A nation has a long history; so we must steer clear of hasty foreclosures
which take no cognisance of the blind spot in the eye of time. Thus while we
cannot call Abacha the most unfortunate man in Nigeria’s history (for that
history is an ever unfolding process), we can safely call him the unluckiest
Nigerian ruler so far. Again, bad luck stinks. Which is why most if not all
the Abacha cronies have now put a safe distance between their former master
and benefactor and themselves.
Our column this week is about these men and women of evil who supped with the
tyrant, flattered him, spied for him, murdered for him, dropped his name for
infernal favours, drafted his murderous decrees, wrote his vile speeches,
formed or joined his political parties whose sole aim was to make him
absolute, eternal monarch, played court jester or professors-in-residence –
and got rich at Nigeria’s expense.
Where now are these leeches and time-servers, vile to their conscience,
treasonous to their country, treacherous to history? Haven’t many of them in
their shamelessness joined the finger-pointing crowd, swearing they never had
anything to do with their former master? Haven’t many become governors,
legislators, ministers, commissioners, special advisers, and other
functionaries in the "new democratic dispensation", still unrepentant,
obstinately
unpurged of their former crimes against the people of Nigeria, and eagerly
ready for further crimes?
The point being made here is: reproachable as Abacha’s regime is, and evil as
the man himself has turned out to be, General Sani Abacha did not act alone,
couldn’t have acted alone. No one can rule a country all by himself, even
when that country is not as contentiously diverse and aggressively
heterogenous as Nigeria. How could all these people who ran Abacha’s errands
and literally ate from his hands now so hypocritically wash themselves clean
of
the mess of their former boss, even when the fortunes accummulated from that
murderous mess forms the basis for their present political power and social
status?
Of this finger-pointing crowd, perhaps no one’s action is as bizarre and
incredible as that of Oladipo Diya’s. In one interview after another since
his very lucky escape, he has had one bad thing or another to say about his
former boss. He even called him dictator! But the waters of a thousand rivers
cannot wash Diya clean of the wanton bloodshed of the Abacha-Diya junta.

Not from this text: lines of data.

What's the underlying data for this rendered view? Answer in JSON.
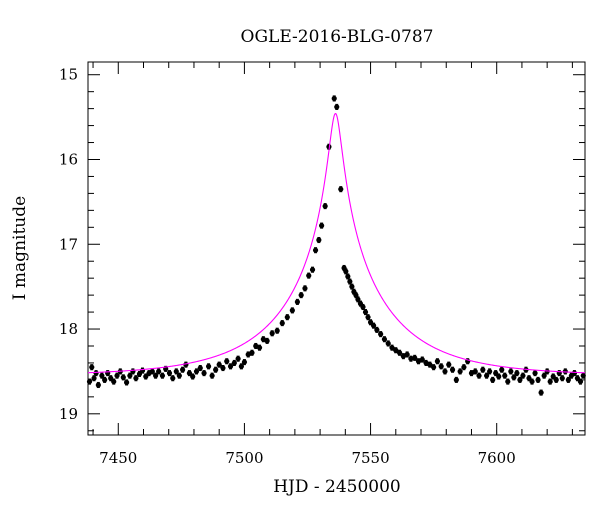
{
  "chart_data": {
    "type": "scatter",
    "title": "OGLE-2016-BLG-0787",
    "xlabel": "HJD - 2450000",
    "ylabel": "I magnitude",
    "xlim": [
      7438,
      7635
    ],
    "ylim": [
      19.25,
      14.85
    ],
    "y_inverted": true,
    "grid": false,
    "x_ticks": [
      {
        "value": 7450,
        "label": "7450"
      },
      {
        "value": 7500,
        "label": "7500"
      },
      {
        "value": 7550,
        "label": "7550"
      },
      {
        "value": 7600,
        "label": "7600"
      }
    ],
    "y_ticks": [
      {
        "value": 15,
        "label": "15"
      },
      {
        "value": 16,
        "label": "16"
      },
      {
        "value": 17,
        "label": "17"
      },
      {
        "value": 18,
        "label": "18"
      },
      {
        "value": 19,
        "label": "19"
      }
    ],
    "colors": {
      "data": "#000000",
      "model": "#ff00ff"
    },
    "series": [
      {
        "type": "scatter",
        "error_bars": true,
        "points": [
          [
            7438.6,
            18.62,
            0.03
          ],
          [
            7439.5,
            18.45,
            0.03
          ],
          [
            7440.4,
            18.58,
            0.03
          ],
          [
            7441.2,
            18.52,
            0.03
          ],
          [
            7442.1,
            18.66,
            0.03
          ],
          [
            7443.5,
            18.55,
            0.03
          ],
          [
            7444.6,
            18.6,
            0.03
          ],
          [
            7445.8,
            18.52,
            0.03
          ],
          [
            7447,
            18.58,
            0.03
          ],
          [
            7448.2,
            18.62,
            0.03
          ],
          [
            7449.5,
            18.55,
            0.03
          ],
          [
            7450.8,
            18.5,
            0.03
          ],
          [
            7452,
            18.57,
            0.03
          ],
          [
            7453.3,
            18.63,
            0.03
          ],
          [
            7454.6,
            18.55,
            0.03
          ],
          [
            7455.8,
            18.5,
            0.03
          ],
          [
            7457,
            18.58,
            0.03
          ],
          [
            7458.4,
            18.53,
            0.03
          ],
          [
            7459.6,
            18.49,
            0.03
          ],
          [
            7460.9,
            18.56,
            0.03
          ],
          [
            7462.2,
            18.52,
            0.03
          ],
          [
            7463.5,
            18.5,
            0.03
          ],
          [
            7464.8,
            18.55,
            0.03
          ],
          [
            7466,
            18.5,
            0.03
          ],
          [
            7467.5,
            18.55,
            0.03
          ],
          [
            7468.8,
            18.47,
            0.03
          ],
          [
            7470.3,
            18.52,
            0.03
          ],
          [
            7471.6,
            18.58,
            0.03
          ],
          [
            7473,
            18.5,
            0.03
          ],
          [
            7474.2,
            18.55,
            0.03
          ],
          [
            7475.5,
            18.48,
            0.03
          ],
          [
            7476.8,
            18.42,
            0.03
          ],
          [
            7478.2,
            18.52,
            0.03
          ],
          [
            7479.5,
            18.56,
            0.03
          ],
          [
            7481,
            18.5,
            0.03
          ],
          [
            7482.5,
            18.46,
            0.03
          ],
          [
            7484,
            18.52,
            0.03
          ],
          [
            7485.8,
            18.44,
            0.03
          ],
          [
            7487.2,
            18.55,
            0.03
          ],
          [
            7488.6,
            18.48,
            0.03
          ],
          [
            7490,
            18.42,
            0.03
          ],
          [
            7491.5,
            18.46,
            0.03
          ],
          [
            7493,
            18.38,
            0.03
          ],
          [
            7494.5,
            18.44,
            0.03
          ],
          [
            7496,
            18.4,
            0.03
          ],
          [
            7497.5,
            18.35,
            0.03
          ],
          [
            7498.8,
            18.44,
            0.03
          ],
          [
            7500,
            18.39,
            0.03
          ],
          [
            7501.5,
            18.3,
            0.03
          ],
          [
            7503,
            18.28,
            0.03
          ],
          [
            7504.5,
            18.2,
            0.03
          ],
          [
            7506,
            18.22,
            0.03
          ],
          [
            7507.5,
            18.12,
            0.03
          ],
          [
            7509,
            18.14,
            0.03
          ],
          [
            7511,
            18.05,
            0.03
          ],
          [
            7513,
            18.02,
            0.03
          ],
          [
            7515,
            17.93,
            0.03
          ],
          [
            7517,
            17.86,
            0.03
          ],
          [
            7519,
            17.78,
            0.03
          ],
          [
            7521,
            17.68,
            0.03
          ],
          [
            7522.5,
            17.6,
            0.03
          ],
          [
            7524,
            17.52,
            0.03
          ],
          [
            7525.5,
            17.37,
            0.03
          ],
          [
            7527,
            17.3,
            0.03
          ],
          [
            7528.2,
            17.07,
            0.03
          ],
          [
            7529.5,
            16.95,
            0.03
          ],
          [
            7530.6,
            16.78,
            0.03
          ],
          [
            7532,
            16.55,
            0.03
          ],
          [
            7533.5,
            15.85,
            0.03
          ],
          [
            7535.6,
            15.28,
            0.03
          ],
          [
            7536.6,
            15.38,
            0.03
          ],
          [
            7538.2,
            16.35,
            0.03
          ],
          [
            7539.5,
            17.28,
            0.03
          ],
          [
            7540.2,
            17.32,
            0.03
          ],
          [
            7541,
            17.38,
            0.03
          ],
          [
            7541.8,
            17.44,
            0.03
          ],
          [
            7542.6,
            17.5,
            0.03
          ],
          [
            7543.4,
            17.56,
            0.03
          ],
          [
            7544.2,
            17.6,
            0.03
          ],
          [
            7545,
            17.65,
            0.03
          ],
          [
            7546,
            17.7,
            0.03
          ],
          [
            7547,
            17.74,
            0.03
          ],
          [
            7548,
            17.8,
            0.03
          ],
          [
            7549,
            17.86,
            0.03
          ],
          [
            7550,
            17.92,
            0.03
          ],
          [
            7551.2,
            17.96,
            0.03
          ],
          [
            7552.5,
            18.01,
            0.03
          ],
          [
            7554,
            18.06,
            0.03
          ],
          [
            7555.5,
            18.12,
            0.03
          ],
          [
            7557,
            18.17,
            0.03
          ],
          [
            7558.5,
            18.22,
            0.03
          ],
          [
            7560,
            18.25,
            0.03
          ],
          [
            7561.5,
            18.28,
            0.03
          ],
          [
            7563,
            18.32,
            0.03
          ],
          [
            7564.5,
            18.3,
            0.03
          ],
          [
            7566,
            18.35,
            0.03
          ],
          [
            7567.5,
            18.34,
            0.03
          ],
          [
            7569,
            18.38,
            0.03
          ],
          [
            7570.5,
            18.36,
            0.03
          ],
          [
            7572,
            18.4,
            0.03
          ],
          [
            7573.5,
            18.42,
            0.03
          ],
          [
            7575,
            18.45,
            0.03
          ],
          [
            7576.5,
            18.38,
            0.03
          ],
          [
            7578,
            18.44,
            0.03
          ],
          [
            7579.5,
            18.5,
            0.03
          ],
          [
            7581,
            18.42,
            0.03
          ],
          [
            7582.5,
            18.48,
            0.03
          ],
          [
            7584,
            18.6,
            0.03
          ],
          [
            7585.5,
            18.5,
            0.03
          ],
          [
            7587,
            18.45,
            0.03
          ],
          [
            7588.5,
            18.38,
            0.03
          ],
          [
            7590,
            18.52,
            0.03
          ],
          [
            7591.5,
            18.5,
            0.03
          ],
          [
            7593,
            18.55,
            0.03
          ],
          [
            7594.5,
            18.48,
            0.03
          ],
          [
            7596,
            18.55,
            0.03
          ],
          [
            7597.2,
            18.5,
            0.03
          ],
          [
            7598.4,
            18.6,
            0.03
          ],
          [
            7599.6,
            18.52,
            0.03
          ],
          [
            7600.8,
            18.56,
            0.03
          ],
          [
            7602,
            18.48,
            0.03
          ],
          [
            7603.2,
            18.55,
            0.03
          ],
          [
            7604.4,
            18.62,
            0.03
          ],
          [
            7605.6,
            18.5,
            0.03
          ],
          [
            7606.8,
            18.57,
            0.03
          ],
          [
            7608,
            18.52,
            0.03
          ],
          [
            7609.2,
            18.6,
            0.03
          ],
          [
            7610.4,
            18.55,
            0.03
          ],
          [
            7611.6,
            18.48,
            0.03
          ],
          [
            7612.8,
            18.58,
            0.03
          ],
          [
            7614,
            18.62,
            0.03
          ],
          [
            7615.2,
            18.52,
            0.03
          ],
          [
            7616.4,
            18.6,
            0.03
          ],
          [
            7617.6,
            18.75,
            0.03
          ],
          [
            7618.8,
            18.55,
            0.03
          ],
          [
            7620,
            18.5,
            0.03
          ],
          [
            7621.2,
            18.62,
            0.03
          ],
          [
            7622.4,
            18.56,
            0.03
          ],
          [
            7623.6,
            18.6,
            0.03
          ],
          [
            7624.8,
            18.52,
            0.03
          ],
          [
            7626,
            18.58,
            0.03
          ],
          [
            7627.2,
            18.5,
            0.03
          ],
          [
            7628.4,
            18.6,
            0.03
          ],
          [
            7629.6,
            18.55,
            0.03
          ],
          [
            7630.8,
            18.52,
            0.03
          ],
          [
            7632,
            18.58,
            0.03
          ],
          [
            7633.2,
            18.62,
            0.03
          ],
          [
            7634.3,
            18.55,
            0.03
          ]
        ]
      },
      {
        "type": "line",
        "model": "point-lens",
        "t0": 7536.1,
        "tE": 40,
        "u0": 0.058,
        "baseline": 18.55
      }
    ]
  }
}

How can we forget Diya’s role in the crises following the annulment of the
June 12 election, the way he corralled traditional rulers in the south-west
and a few political opportunists from that zone into support for their
so-called constitutional conference, his demonisation of NADECO, his various
insensitive statements etc? Was Diya ever aware of the incarceration of Chief
MKO Abiola, the frustration of whose electoral victory paved the way for
Diya’s Number 2 job in Abuja? Was he on sabbatical when Ken Saro Wiwa and
others were condemned to death, when Kudirat Abiola, Chief Alfred Rewane, etc
were assassinated? If Diya has any sense of shame, he should just shut his
mouth, thank his stars, and stop insulting the intelligence of fellow
Nigerians who suffered his tyranny and are now being made to endure his
impertinence.
Abacha’s court messengers were many, so were his hit men. We haven’t heard
much from Abdulkareem Adisa, ex "action governor", ex works minister, who
once sang and danced in an "Abacha-for-ever" parade before finding himself in
the jaws of the hyena himself. What about Alhaji Arisekola, contractor
extraordinary whose solidarity with his friend in Abuja gave the city of
Ibadan a red May Day in 1998? As for Abacha’s professors, the nation is still
waiting for their philosophical dissertation on "The Pleasures of Tyranny".
In our effort to rid ourselves of the legacy of Abacha, we need to ask some
salient questions: why do some Nigerians find it so easy to profit from
tyranny? Why are they prepared to do anything for a slice of power? Why
wouldn’t they think twice before betraying their conscience, their country?
Why are Nigerians so tolerant of treachery and evil? Abacha is dead, but,
alas, Abachaism remains a national malaise, waiting for a desperate cure.